The description is load-bearing. The model decides which tool to call purely from the description. If two tools have similar descriptions, the model will pick the wrong one. Make descriptions mutually exclusive and specific: "Use search for current information. Use calculator for math. Do not use search for math questions."

Tool errors should return strings, not raise exceptions. When a tool fails, return an error message string as the tool result. The model can then recover and try a different approach. Propagating exceptions kills the agent loop entirely.

SECTION 08

Function Calling Across Providers

Feature	Anthropic (tools)	OpenAI (functions)	Google (function declarations)
Parallel calls	Yes (tool_use blocks)	Yes (parallel_tool_calls)	Yes
Forced call	tool_choice: {type: "tool", name: "X"}	tool_choice: {"type":"function","function":{"name":"X"}}	mode: "ANY"
Result injection	tool_result content block	role: "tool" message	functionResponse part
Schema format	JSON Schema subset	JSON Schema subset	OpenAPI subset
Streaming support	Yes (input_json_delta)	Yes (tool_calls delta)	Yes

When building provider-agnostic tool loops, LiteLLM normalises the tool call format across providers so you can write your tool loop once and swap providers via a model string. The main divergence to handle is error injection: Anthropic requires tool results even on errors (return an error message in the tool_result content), while some providers allow omitting failed tool results. Always return a result for every tool call to avoid malformed conversation histories that confuse subsequent turns.

Secure tool loop implementations should validate tool arguments before execution, not just trust the LLM-generated JSON. Even with a well-designed schema, models occasionally hallucinate parameter values outside expected ranges or inject unexpected string content into path parameters. Add a validation layer between tool call parsing and execution: check that numeric parameters are within bounds, string parameters pass regex validation, and file paths are within permitted directories. Treat LLM-generated tool arguments as untrusted user input, not internal trusted data.

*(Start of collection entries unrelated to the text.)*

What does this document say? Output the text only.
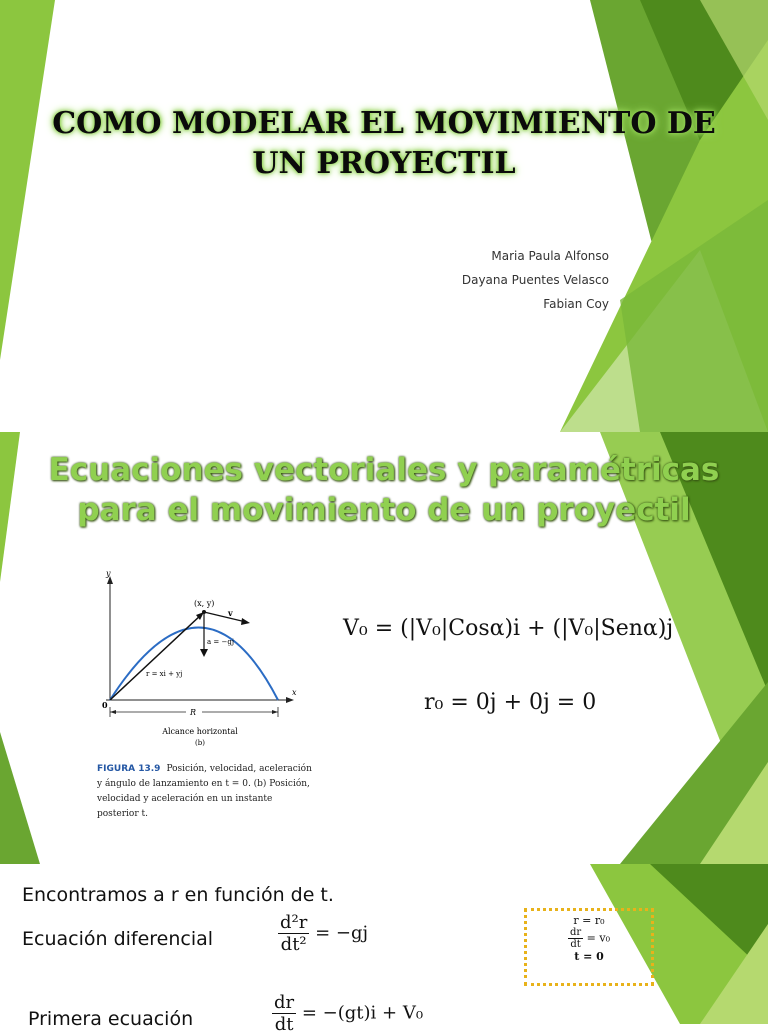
COMO MODELAR EL MOVIMIENTO DE
UN PROYECTIL
Maria Paula Alfonso
Dayana Puentes Velasco
Fabian Coy
Ecuaciones vectoriales y paramétricas
para el movimiento de un proyectil
y
x
0
(x, y)
v
a = −gj
r = xi + yj
R
Alcance horizontal
(b)
FIGURA 13.9 Posición, velocidad, aceleración y ángulo de lanzamiento en t = 0. (b) Posición, velocidad y aceleración en un instante posterior t.
V₀ = (|V₀|Cosα)i + (|V₀|Senα)j
r₀ = 0j + 0j = 0
Encontramos a r en función de t.
Ecuación diferencial
Primera ecuación
$\frac{\text{d²r}}{\text{dt²}} = -gj$
$\frac{dr}{dt} = -(gt)i + V_0$
r = r₀
$\frac{dr}{dt} = v_0$
t = 0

For multi-turn conversations with tool use, maintain a clean call history by including all tool_use and tool_result pairs in the message history. Many LLM providers require a complete alternating sequence of assistant tool calls followed by user tool results. Always append to an existing message list rather than reconstructing it to avoid missing intermediate turns that cause API errors or degraded behaviour.

Test your tool loop with adversarial inputs before deploying to production. Ask the model to call tools with edge-case arguments: empty strings, very large numbers, SQL injection patterns, and path traversal strings. A well-designed tool should validate and reject these inputs gracefully. Log any case where validation fails -- these represent potential security issues that need fixing before the agent handles untrusted user input at scale.